American Gaming Association (AGA) President and Chief Executive Geoff Freeman testified at the Internal Revenue Service (IRS) hearing on lowering the threshold for tax-reportable winnings from slot machines and using player loyalty cards for tax reporting purposes.
In addition to the AGA and some gamblers, a handful of casino executives, industry officials and tribal representatives delivered the same message.
Freeman said that the proposal to mandate electronic player tracking would pose significant challenges, since marketing tools are not equipped to serve this purpose and customers are uncomfortable with the proposed approach if they thought they were being turned into tax collection devices.

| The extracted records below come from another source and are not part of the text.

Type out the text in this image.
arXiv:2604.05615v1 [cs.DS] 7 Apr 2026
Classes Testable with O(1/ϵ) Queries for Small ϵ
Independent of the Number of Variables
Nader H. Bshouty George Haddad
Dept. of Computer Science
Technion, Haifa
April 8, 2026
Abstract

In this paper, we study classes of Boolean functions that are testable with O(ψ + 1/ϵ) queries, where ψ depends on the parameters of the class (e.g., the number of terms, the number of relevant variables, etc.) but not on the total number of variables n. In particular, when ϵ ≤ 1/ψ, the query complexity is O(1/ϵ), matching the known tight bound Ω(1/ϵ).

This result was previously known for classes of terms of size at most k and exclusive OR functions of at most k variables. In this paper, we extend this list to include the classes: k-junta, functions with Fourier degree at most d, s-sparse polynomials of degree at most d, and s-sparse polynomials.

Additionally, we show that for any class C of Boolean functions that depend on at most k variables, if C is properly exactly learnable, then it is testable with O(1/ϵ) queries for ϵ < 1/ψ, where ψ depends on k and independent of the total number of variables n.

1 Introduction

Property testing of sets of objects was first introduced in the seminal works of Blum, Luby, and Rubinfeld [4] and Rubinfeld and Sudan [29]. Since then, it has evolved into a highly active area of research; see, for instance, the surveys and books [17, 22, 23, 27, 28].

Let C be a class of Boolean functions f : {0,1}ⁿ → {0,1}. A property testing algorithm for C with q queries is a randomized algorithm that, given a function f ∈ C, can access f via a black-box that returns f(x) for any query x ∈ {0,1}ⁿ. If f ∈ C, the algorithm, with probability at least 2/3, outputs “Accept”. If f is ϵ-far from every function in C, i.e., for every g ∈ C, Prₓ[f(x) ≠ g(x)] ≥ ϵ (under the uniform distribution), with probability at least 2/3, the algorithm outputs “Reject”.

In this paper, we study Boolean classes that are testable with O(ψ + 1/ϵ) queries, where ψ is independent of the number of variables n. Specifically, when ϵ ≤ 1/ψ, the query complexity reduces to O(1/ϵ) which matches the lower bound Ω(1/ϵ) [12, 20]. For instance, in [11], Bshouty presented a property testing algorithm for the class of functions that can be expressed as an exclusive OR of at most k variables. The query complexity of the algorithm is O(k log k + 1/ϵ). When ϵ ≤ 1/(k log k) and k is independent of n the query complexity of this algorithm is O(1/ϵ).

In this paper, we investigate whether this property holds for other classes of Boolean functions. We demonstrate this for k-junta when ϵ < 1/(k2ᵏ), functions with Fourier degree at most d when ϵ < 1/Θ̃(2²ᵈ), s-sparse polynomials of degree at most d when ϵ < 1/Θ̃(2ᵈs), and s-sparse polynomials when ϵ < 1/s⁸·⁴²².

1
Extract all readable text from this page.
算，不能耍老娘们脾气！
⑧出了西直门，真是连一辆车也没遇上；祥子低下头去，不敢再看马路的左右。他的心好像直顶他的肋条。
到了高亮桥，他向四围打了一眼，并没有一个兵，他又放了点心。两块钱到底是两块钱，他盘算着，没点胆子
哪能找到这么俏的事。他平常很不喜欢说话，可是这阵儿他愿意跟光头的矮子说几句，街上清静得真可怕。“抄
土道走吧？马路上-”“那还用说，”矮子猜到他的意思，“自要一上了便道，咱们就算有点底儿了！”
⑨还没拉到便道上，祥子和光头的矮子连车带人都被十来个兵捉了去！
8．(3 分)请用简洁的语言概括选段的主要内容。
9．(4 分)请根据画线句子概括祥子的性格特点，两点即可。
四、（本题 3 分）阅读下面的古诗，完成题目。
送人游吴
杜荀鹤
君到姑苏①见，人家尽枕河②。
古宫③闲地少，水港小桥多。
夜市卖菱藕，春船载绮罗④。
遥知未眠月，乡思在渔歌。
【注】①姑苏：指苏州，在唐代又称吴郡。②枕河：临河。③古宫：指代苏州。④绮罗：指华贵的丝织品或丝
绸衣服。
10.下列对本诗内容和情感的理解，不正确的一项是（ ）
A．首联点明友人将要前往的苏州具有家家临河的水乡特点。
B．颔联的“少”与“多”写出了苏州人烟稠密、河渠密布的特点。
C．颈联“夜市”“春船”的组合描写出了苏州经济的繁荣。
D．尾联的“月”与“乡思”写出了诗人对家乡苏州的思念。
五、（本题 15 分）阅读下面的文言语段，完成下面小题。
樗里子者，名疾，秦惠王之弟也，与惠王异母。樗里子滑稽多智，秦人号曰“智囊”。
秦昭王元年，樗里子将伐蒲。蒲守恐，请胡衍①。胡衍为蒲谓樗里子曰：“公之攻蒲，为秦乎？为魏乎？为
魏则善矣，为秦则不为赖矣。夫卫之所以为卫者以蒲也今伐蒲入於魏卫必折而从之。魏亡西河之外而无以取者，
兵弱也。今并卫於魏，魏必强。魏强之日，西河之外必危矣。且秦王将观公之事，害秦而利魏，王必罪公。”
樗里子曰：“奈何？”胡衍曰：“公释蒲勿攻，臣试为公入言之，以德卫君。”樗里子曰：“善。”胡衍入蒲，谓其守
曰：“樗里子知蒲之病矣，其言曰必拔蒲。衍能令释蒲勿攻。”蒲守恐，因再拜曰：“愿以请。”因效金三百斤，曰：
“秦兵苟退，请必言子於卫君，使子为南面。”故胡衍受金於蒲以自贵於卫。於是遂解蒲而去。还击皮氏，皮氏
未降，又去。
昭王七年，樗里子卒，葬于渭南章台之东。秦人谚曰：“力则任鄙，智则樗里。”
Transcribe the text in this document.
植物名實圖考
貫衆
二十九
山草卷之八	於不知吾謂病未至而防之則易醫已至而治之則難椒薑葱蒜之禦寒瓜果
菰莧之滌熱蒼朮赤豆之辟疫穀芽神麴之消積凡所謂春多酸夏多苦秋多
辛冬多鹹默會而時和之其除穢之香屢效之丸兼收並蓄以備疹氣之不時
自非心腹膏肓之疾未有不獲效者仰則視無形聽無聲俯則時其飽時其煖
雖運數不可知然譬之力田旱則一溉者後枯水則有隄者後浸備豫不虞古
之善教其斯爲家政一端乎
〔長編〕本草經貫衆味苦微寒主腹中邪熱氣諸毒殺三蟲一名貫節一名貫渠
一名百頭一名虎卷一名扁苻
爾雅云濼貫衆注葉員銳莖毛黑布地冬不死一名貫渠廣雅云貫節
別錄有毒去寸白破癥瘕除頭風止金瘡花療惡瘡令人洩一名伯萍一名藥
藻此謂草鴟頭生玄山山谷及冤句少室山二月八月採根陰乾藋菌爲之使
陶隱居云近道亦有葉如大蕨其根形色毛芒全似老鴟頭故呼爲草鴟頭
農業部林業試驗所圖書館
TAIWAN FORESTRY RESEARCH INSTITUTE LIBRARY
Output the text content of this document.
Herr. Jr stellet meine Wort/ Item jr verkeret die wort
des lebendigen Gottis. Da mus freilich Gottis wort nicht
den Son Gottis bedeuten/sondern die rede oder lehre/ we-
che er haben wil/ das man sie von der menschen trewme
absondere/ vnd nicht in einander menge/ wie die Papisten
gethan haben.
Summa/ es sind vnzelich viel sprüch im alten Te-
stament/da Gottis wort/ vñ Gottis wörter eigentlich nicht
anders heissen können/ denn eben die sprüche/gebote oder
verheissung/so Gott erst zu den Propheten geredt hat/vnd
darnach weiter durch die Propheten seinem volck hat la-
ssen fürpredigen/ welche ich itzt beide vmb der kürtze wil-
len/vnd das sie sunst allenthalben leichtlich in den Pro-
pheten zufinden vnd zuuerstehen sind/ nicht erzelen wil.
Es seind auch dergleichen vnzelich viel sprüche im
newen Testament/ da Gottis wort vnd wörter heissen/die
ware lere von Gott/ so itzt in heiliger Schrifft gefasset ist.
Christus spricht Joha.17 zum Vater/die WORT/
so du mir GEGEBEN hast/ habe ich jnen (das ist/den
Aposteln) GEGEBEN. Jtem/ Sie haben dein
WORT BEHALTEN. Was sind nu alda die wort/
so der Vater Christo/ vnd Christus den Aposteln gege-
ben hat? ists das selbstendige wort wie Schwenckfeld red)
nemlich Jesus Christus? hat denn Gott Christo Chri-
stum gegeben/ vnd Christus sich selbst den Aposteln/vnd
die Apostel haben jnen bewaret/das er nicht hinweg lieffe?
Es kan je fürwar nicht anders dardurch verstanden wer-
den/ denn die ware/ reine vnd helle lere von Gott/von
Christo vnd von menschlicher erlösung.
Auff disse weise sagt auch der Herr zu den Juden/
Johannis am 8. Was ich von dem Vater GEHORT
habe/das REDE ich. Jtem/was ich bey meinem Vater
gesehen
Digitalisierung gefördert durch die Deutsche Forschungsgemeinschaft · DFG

“While we recognize the IRS’ concerns and objectives, we question the need to impose mandatory, across-the-board use of the player-tracking tool for tax reporting purposes,” said Freeman. “Rather than mandating across-the-board use for tax reporting, we believe a more targeted approach is possible for achieving the IRS’ objective.”
“The customer would walk away,” Freeman said in an interview after the hearing. “This would have enormous implications not just for loyalty cards in the casino industry but in the broader hospitality industry – hotels, airlines and others.”
“The reduction in the reportable threshold could have a devastating effect on our business, and we strongly oppose the decrease,” added John Canham, vice president of casino operations at Hollywood Casino at Kansas Speedway, a property of Penn National Gaming.
Freeman also made clear the industry’s opposition to the potential proposal to lower the slot jackpot reporting threshold by half, from the current $1,200 level to $600.
The casino industry expects the rule to become such a nuisance that customers gamble less. A Wall Street analysis also estimates the regulation would cause $530,000 in annual losses per casino. And that will lead to reduced tax collections, as well.